Personal information
- Full name: Anthony Joseph Sheridan
- Date of birth: 21 October 1974 (age 50)
- Place of birth: Dublin, Ireland
- Position(s): Midfielder

Senior career*
- Years: Team / Apps / (Gls)
- 1991–1995: Coventry City / 9 / (0)
- 1995–1999: Shelbourne / 119 / (21)
- 1999–2000: Portadown / 33 / (4)
- 2000–2001: Cardiff City / 0 / (0)
- 2000–2001: Shelbourne / 4 / (0)
- 2001–2002: Dublin City / 28 / (4)
- 2002–2003: Shelbourne / 4 / (0)
- 2002–2003: → Glenavon (loan) / 3 / (0)
- 2003: Waterford United / 0 / (0)
- 2005: Shamrock Rovers / 16 / (2)
- Total:  / 216 / (31)

International career
- 1991: Republic of Ireland U17 / 2 / (0)
- 1992: Republic of Ireland U19 / ? / (1)
- 1993: Republic of Ireland U21 / 5 / (0)

= Tony Sheridan (footballer) =

Irish footballer (born 1974)

Tony Sheridan (born 21 October 1974) is an Irish retired footballer.

==Career==
Sheridan signed for Coventry City in 1991 and made his Premier League debut at Elland Road on 31 October 1992. After a further 8 appearances in the 1993–94 FA Premier League season Sheridan returned home to sign for Shelbourne in August 1995.

During Sheridan's first season with Shels he helped them win both the League of Ireland Cup and the FAI Cup. In the semi-final against Sligo Rovers, he scored the only goal of the game, a majestic lob after running with the ball from box to box and he scored a late equaliser in the cup final at Lansdowne Road when Shels were down to ten men and with no regular goalkeeper. In the cup final replay at Dalymount Park he scored the equaliser and Shels went on to win 2–1 to deny St Patrick's Athletic the league and cup 'double'. Sheridan was acclaimed man of the match in both the drawn match and the replay by the media.

The following season, Sheridan again helped Shels to FAI Cup success as they defeated league champions Derry City 2–0 in the cup final. Once again, he won the man of the match award.

Disappointment followed in 1997/98 as Shels missed out on the league title on the last day of the season, and lost the FAI Cup Final to Cork City.

Damien Richardson left the managerial hotseat at Tolka Park as a result of the failure to win the championship and in came the uncompromising Dermot Keely. Despite an excellent season under Keely, Sheridan was allowed to sign for Portadown in the Irish League at the start of the 1999/2000 season.
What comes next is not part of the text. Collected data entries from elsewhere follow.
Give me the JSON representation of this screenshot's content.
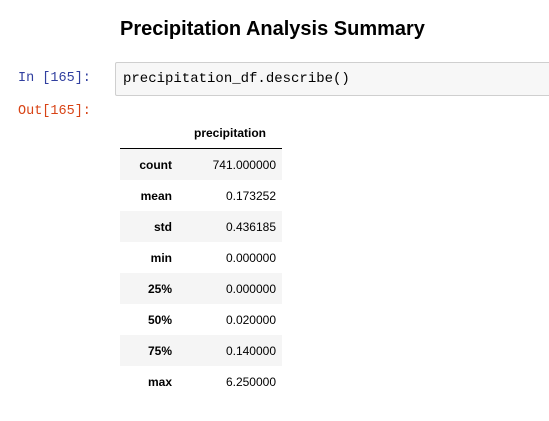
{
  "heading": "Precipitation Analysis Summary",
  "cell": {
    "in_prompt": "In [165]:",
    "code": "precipitation_df.describe()",
    "out_prompt": "Out[165]:"
  },
  "table": {
    "columns": [
      "precipitation"
    ],
    "rows": [
      {
        "label": "count",
        "value": "741.000000"
      },
      {
        "label": "mean",
        "value": "0.173252"
      },
      {
        "label": "std",
        "value": "0.436185"
      },
      {
        "label": "min",
        "value": "0.000000"
      },
      {
        "label": "25%",
        "value": "0.000000"
      },
      {
        "label": "50%",
        "value": "0.020000"
      },
      {
        "label": "75%",
        "value": "0.140000"
      },
      {
        "label": "max",
        "value": "6.250000"
      }
    ]
  },
  "colors": {
    "in_prompt": "#303f9f",
    "out_prompt": "#d84315",
    "input_background": "#f7f7f7",
    "input_border": "#cfcfcf",
    "row_stripe": "#f5f5f5"
  }
}
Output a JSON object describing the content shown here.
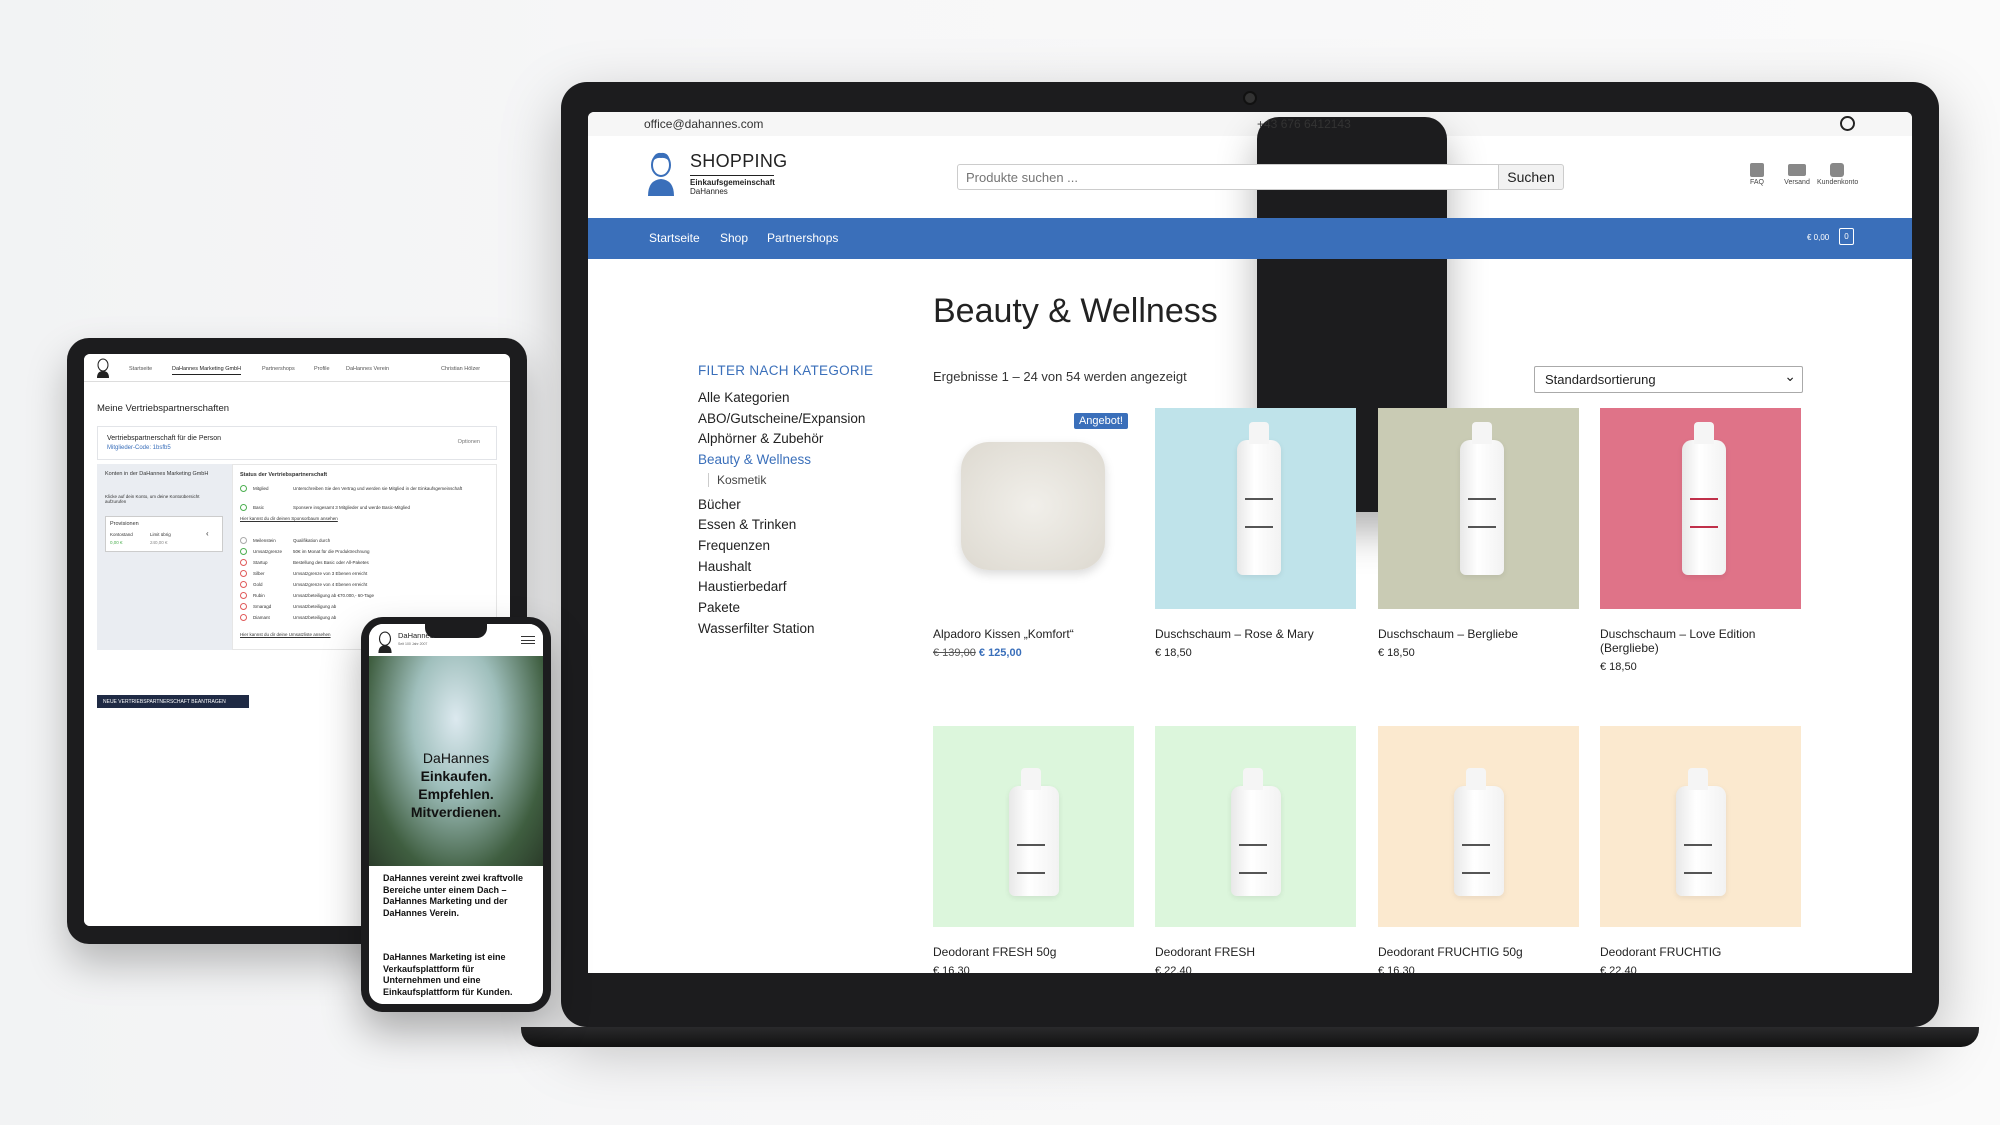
{
  "laptop": {
    "topbar": {
      "email": "office@dahannes.com",
      "phone": "+43 676 6412143",
      "whatsapp_icon": "whatsapp-icon"
    },
    "logo": {
      "title": "SHOPPING",
      "sub1": "Einkaufsgemeinschaft",
      "sub2": "DaHannes"
    },
    "search": {
      "placeholder": "Produkte suchen ...",
      "button": "Suchen"
    },
    "header_icons": [
      {
        "label": "FAQ",
        "icon": "question-icon"
      },
      {
        "label": "Versand",
        "icon": "truck-icon"
      },
      {
        "label": "Kundenkonto",
        "icon": "user-icon"
      }
    ],
    "nav": {
      "items": [
        "Startseite",
        "Shop",
        "Partnershops"
      ],
      "cart_total": "€ 0,00",
      "cart_count": "0"
    },
    "page_title": "Beauty & Wellness",
    "filter": {
      "title": "FILTER NACH KATEGORIE",
      "categories": [
        "Alle Kategorien",
        "ABO/Gutscheine/Expansion",
        "Alphörner & Zubehör",
        "Beauty & Wellness",
        "Kosmetik",
        "Bücher",
        "Essen & Trinken",
        "Frequenzen",
        "Haushalt",
        "Haustierbedarf",
        "Pakete",
        "Wasserfilter Station"
      ]
    },
    "results_text": "Ergebnisse 1 – 24 von 54 werden angezeigt",
    "sort": "Standardsortierung",
    "sale_badge": "Angebot!",
    "products": [
      {
        "name": "Alpadoro Kissen „Komfort“",
        "old_price": "€ 139,00",
        "price": "€ 125,00",
        "bg": "#ffffff"
      },
      {
        "name": "Duschschaum – Rose & Mary",
        "price": "€ 18,50",
        "bg": "#bfe3ea"
      },
      {
        "name": "Duschschaum – Bergliebe",
        "price": "€ 18,50",
        "bg": "#c9cbb4"
      },
      {
        "name": "Duschschaum – Love Edition (Bergliebe)",
        "price": "€ 18,50",
        "bg": "#df7388"
      },
      {
        "name": "Deodorant FRESH 50g",
        "price": "€ 16,30",
        "bg": "#dcf6dc"
      },
      {
        "name": "Deodorant FRESH",
        "price": "€ 22,40",
        "bg": "#dcf6dc"
      },
      {
        "name": "Deodorant FRUCHTIG 50g",
        "price": "€ 16,30",
        "bg": "#fbe9cf"
      },
      {
        "name": "Deodorant FRUCHTIG",
        "price": "€ 22,40",
        "bg": "#fbe9cf"
      }
    ]
  },
  "tablet": {
    "nav": [
      "Startseite",
      "DaHannes Marketing GmbH",
      "Partnershops",
      "Profile",
      "DaHannes Verein"
    ],
    "user": "Christian Hölzer",
    "heading": "Meine Vertriebspartnerschaften",
    "card_title": "Vertriebspartnerschaft für die Person",
    "card_code": "Mitglieder-Code: 1bsfb5",
    "card_options": "Optionen",
    "left_title": "Konten in der DaHannes Marketing GmbH",
    "left_desc": "Klicke auf dein Konto, um deine Kontoübersicht aufzurufen",
    "prov_title": "Provisionen",
    "prov_labels": [
      "Kontostand",
      "Limit übrig"
    ],
    "prov_values": [
      "0,00 €",
      "240,00 €"
    ],
    "status_title": "Status der Vertriebspartnerschaft",
    "status_rows": [
      {
        "label": "Mitglied",
        "text": "Unterschreiben Sie den Vertrag und werden sie Mitglied in der Einkaufsgemeinschaft"
      },
      {
        "label": "Basic",
        "text": "Sponsere insgesamt 3 Mitglieder und werde Basic-Mitglied"
      }
    ],
    "sponsor_text": "Hier kannst du dir deinen Sponsorbaum ansehen",
    "milestone_header": [
      "Meilenstein",
      "Qualifikation durch"
    ],
    "milestones": [
      {
        "label": "Umsatzgrenze",
        "text": "50€ im Monat für die Produktrechnung"
      },
      {
        "label": "Startup",
        "text": "Bestellung des Basic oder All-Paketes"
      },
      {
        "label": "Silber",
        "text": "Umsatzgrenze von 3 Ebenen erreicht"
      },
      {
        "label": "Gold",
        "text": "Umsatzgrenze von 4 Ebenen erreicht"
      },
      {
        "label": "Rubin",
        "text": "Umsatzbeteiligung ab €70.000,- 60-Tage"
      },
      {
        "label": "Smaragd",
        "text": "Umsatzbeteiligung ab"
      },
      {
        "label": "Diamant",
        "text": "Umsatzbeteiligung ab"
      }
    ],
    "umsatz_text": "Hier kannst du dir deine Umsatzliste ansehen",
    "button": "NEUE VERTRIEBSPARTNERSCHAFT BEANTRAGEN"
  },
  "phone": {
    "brand": "DaHannes",
    "brand_sub": "Seit 100 Jahr 2007",
    "hero": [
      "DaHannes",
      "Einkaufen.",
      "Empfehlen.",
      "Mitverdienen."
    ],
    "para1": "DaHannes vereint zwei kraftvolle Bereiche unter einem Dach – DaHannes Marketing und der DaHannes Verein.",
    "para2": "DaHannes Marketing ist eine Verkaufsplattform für Unternehmen und eine Einkaufsplattform für Kunden."
  },
  "colors": {
    "accent": "#3a6fba",
    "device": "#1c1c1e"
  }
}
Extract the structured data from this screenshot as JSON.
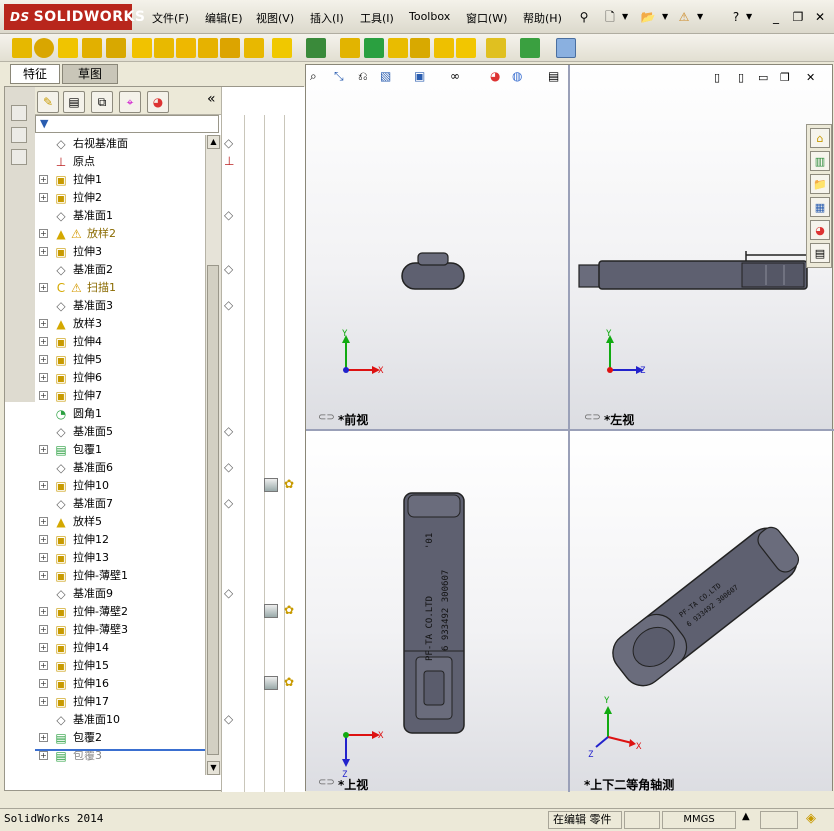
{
  "app": {
    "brand": "SOLIDWORKS",
    "brand_prefix": "DS"
  },
  "menu": [
    {
      "label": "文件(F)"
    },
    {
      "label": "编辑(E)"
    },
    {
      "label": "视图(V)"
    },
    {
      "label": "插入(I)"
    },
    {
      "label": "工具(I)"
    },
    {
      "label": "Toolbox"
    },
    {
      "label": "窗口(W)"
    },
    {
      "label": "帮助(H)"
    }
  ],
  "tabs": {
    "features": "特征",
    "sketch": "草图"
  },
  "panel": {
    "collapse": "«"
  },
  "tree": [
    {
      "label": "右视基准面",
      "icon": "plane-icon",
      "expand": false
    },
    {
      "label": "原点",
      "icon": "origin-icon",
      "expand": false
    },
    {
      "label": "拉伸1",
      "icon": "extrude-icon",
      "expand": true
    },
    {
      "label": "拉伸2",
      "icon": "extrude-icon",
      "expand": true
    },
    {
      "label": "基准面1",
      "icon": "plane-icon",
      "expand": false
    },
    {
      "label": "放样2",
      "icon": "loft-icon",
      "expand": true,
      "warn": true
    },
    {
      "label": "拉伸3",
      "icon": "extrude-icon",
      "expand": true
    },
    {
      "label": "基准面2",
      "icon": "plane-icon",
      "expand": false
    },
    {
      "label": "扫描1",
      "icon": "sweep-icon",
      "expand": true,
      "warn": true
    },
    {
      "label": "基准面3",
      "icon": "plane-icon",
      "expand": false
    },
    {
      "label": "放样3",
      "icon": "loft-icon",
      "expand": true
    },
    {
      "label": "拉伸4",
      "icon": "extrude-icon",
      "expand": true
    },
    {
      "label": "拉伸5",
      "icon": "extrude-icon",
      "expand": true
    },
    {
      "label": "拉伸6",
      "icon": "extrude-icon",
      "expand": true
    },
    {
      "label": "拉伸7",
      "icon": "extrude-icon",
      "expand": true
    },
    {
      "label": "圆角1",
      "icon": "fillet-icon",
      "expand": false
    },
    {
      "label": "基准面5",
      "icon": "plane-icon",
      "expand": false
    },
    {
      "label": "包覆1",
      "icon": "wrap-icon",
      "expand": true
    },
    {
      "label": "基准面6",
      "icon": "plane-icon",
      "expand": false
    },
    {
      "label": "拉伸10",
      "icon": "extrude-icon",
      "expand": true
    },
    {
      "label": "基准面7",
      "icon": "plane-icon",
      "expand": false
    },
    {
      "label": "放样5",
      "icon": "loft-icon",
      "expand": true
    },
    {
      "label": "拉伸12",
      "icon": "extrude-icon",
      "expand": true
    },
    {
      "label": "拉伸13",
      "icon": "extrude-icon",
      "expand": true
    },
    {
      "label": "拉伸-薄壁1",
      "icon": "extrude-icon",
      "expand": true
    },
    {
      "label": "基准面9",
      "icon": "plane-icon",
      "expand": false
    },
    {
      "label": "拉伸-薄壁2",
      "icon": "extrude-icon",
      "expand": true
    },
    {
      "label": "拉伸-薄壁3",
      "icon": "extrude-icon",
      "expand": true
    },
    {
      "label": "拉伸14",
      "icon": "extrude-icon",
      "expand": true
    },
    {
      "label": "拉伸15",
      "icon": "extrude-icon",
      "expand": true
    },
    {
      "label": "拉伸16",
      "icon": "extrude-icon",
      "expand": true
    },
    {
      "label": "拉伸17",
      "icon": "extrude-icon",
      "expand": true
    },
    {
      "label": "基准面10",
      "icon": "plane-icon",
      "expand": false
    },
    {
      "label": "包覆2",
      "icon": "wrap-icon",
      "expand": true
    },
    {
      "label": "包覆3",
      "icon": "wrap-icon",
      "expand": true,
      "dim": true
    }
  ],
  "views": {
    "front": "*前视",
    "left": "*左视",
    "top": "*上视",
    "iso": "*上下二等角轴测"
  },
  "axes": {
    "x": "X",
    "y": "Y",
    "z": "Z"
  },
  "part_text": {
    "line1": "PF-TA CO.LTD",
    "line2": "6 933492 300607",
    "line3": "'01"
  },
  "status": {
    "app_version": "SolidWorks 2014",
    "mode": "在编辑 零件",
    "units": "MMGS"
  },
  "colors": {
    "brand": "#b8261c",
    "axis_x": "#d11",
    "axis_y": "#1a1",
    "axis_z": "#22c",
    "part": "#5e6070"
  }
}
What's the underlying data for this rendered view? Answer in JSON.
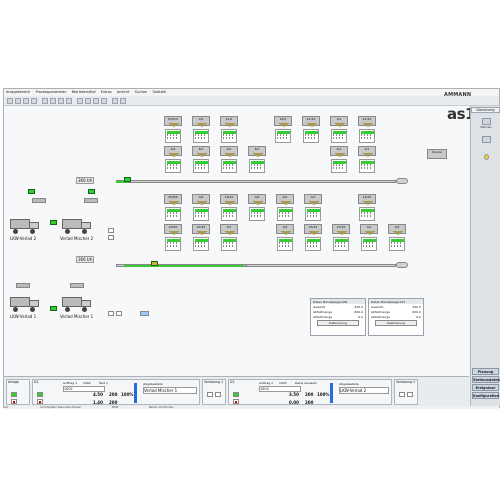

At the start of the 2000/2001 season he signed for Cardiff City but was released without playing a first team game.

Sheridan returned for a couple of brief spells with the Reds and also played for Dublin City before signing for Glenavon F.C. in 2003 . After a spell in the Leinster Senior League (association football) he briefly returned to League of Ireland football in 2005, when Roddy Collins signed him for Shamrock Rovers mid-season. Tony scored a dream goal on his debut at Bray Wanderers on Sunday 31 July and went on to record 16 league appearances scoring another goal against Bohemians with his first touch on Friday 2 September. In total he made 17 appearances for the Hoops but could not prevent Rovers from suffering relegation at the hands of Dublin City.

He played for the Republic of Ireland national under-19 football team in the qualifiers for the 1993 UEFA European Under-18 Football Championship and scored against Romania in October 1992 at the RDS Arena.